Six months flew by making and firing work, including my new for 2016 collection of porcelain wall pieces. The launch evening was here before I knew it!
My final collection included screen printed porcelain vessels, wall pieces and wearables. Each piece hand printed through a silk screen directly onto the raw clay surface; making in this unusual way results in each piece being totally unique.
My collection at the New Ashgate Gallery was inspired by Victorian curiosity cabinets, and the stories that surround the objects contained within. My vessels are printed with text from old dictionaries, images of beetles, mushrooms, Octopi and birds, layered with colourful stenciled slip decoration. The forms are taken from Victorian apothecary bottles often contained within the cabinets.

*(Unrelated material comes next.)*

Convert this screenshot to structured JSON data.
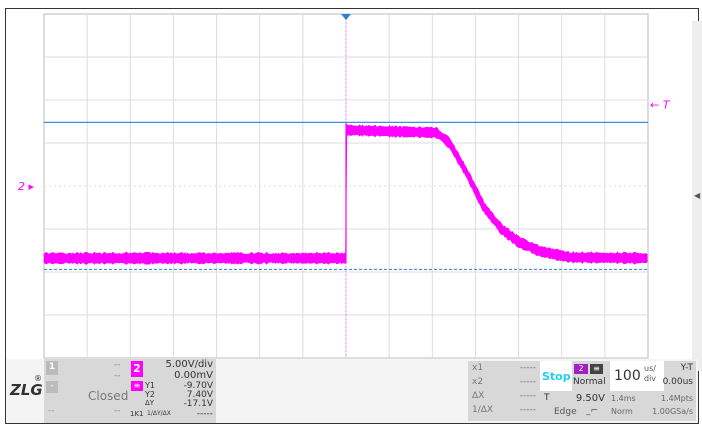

The preview was a beautiful balmy Friday evening attended by makers, friends and local craft collectors. The New Ashgate Gallery is housed in a lovely Tudor building in the heart of Farnham in Surrey. Contained within is a wonderful range of contemporary craft from functional clay vessels to hand etched decorative prints.
I was delighted to launch my exhibition along side an exhibition of selected makers from the Crafts Council’s Hothouse six program. The Hothouse program is designed to helped emerging and early career makers develop there practice. It provides maker/ designers with skills and tools to grow a sustainable business.
The hothouse exhibition consisted of eleven makers picked from this years Hothouse program, including bold ceramic vessels from Hannah Townsend, colourful glass sculptures by Kira Meyer and fascinating articulated jewellery by Toby Cotterill.
Another favourite was Tina Macleod, who incorporates metal, textile and found objects in her captivating jewellery.
Rhian Malin’s delicate blue and white porcelain vessels, intricately decorated by hand, adorned one of the gallery’s Tudor window sills.
At the launch evening I was lucky enough to be introduced to Dutch born ceramist Arjan Van Dal, one of the Hothouse six participants. His simple colourful porcelain forms a great contrast to my own work.
As part of the launch evening Arjan and I both gave short talks about our inspirations and making techniques. I always find it useful to hear what inspires other artists and how they negotiate the journey of making.
If you would like to see all the work for yourself, my exhibition is on at the New Ashgate Gallery along side the selected Hothouse six makers exhibition until September 10th 2016.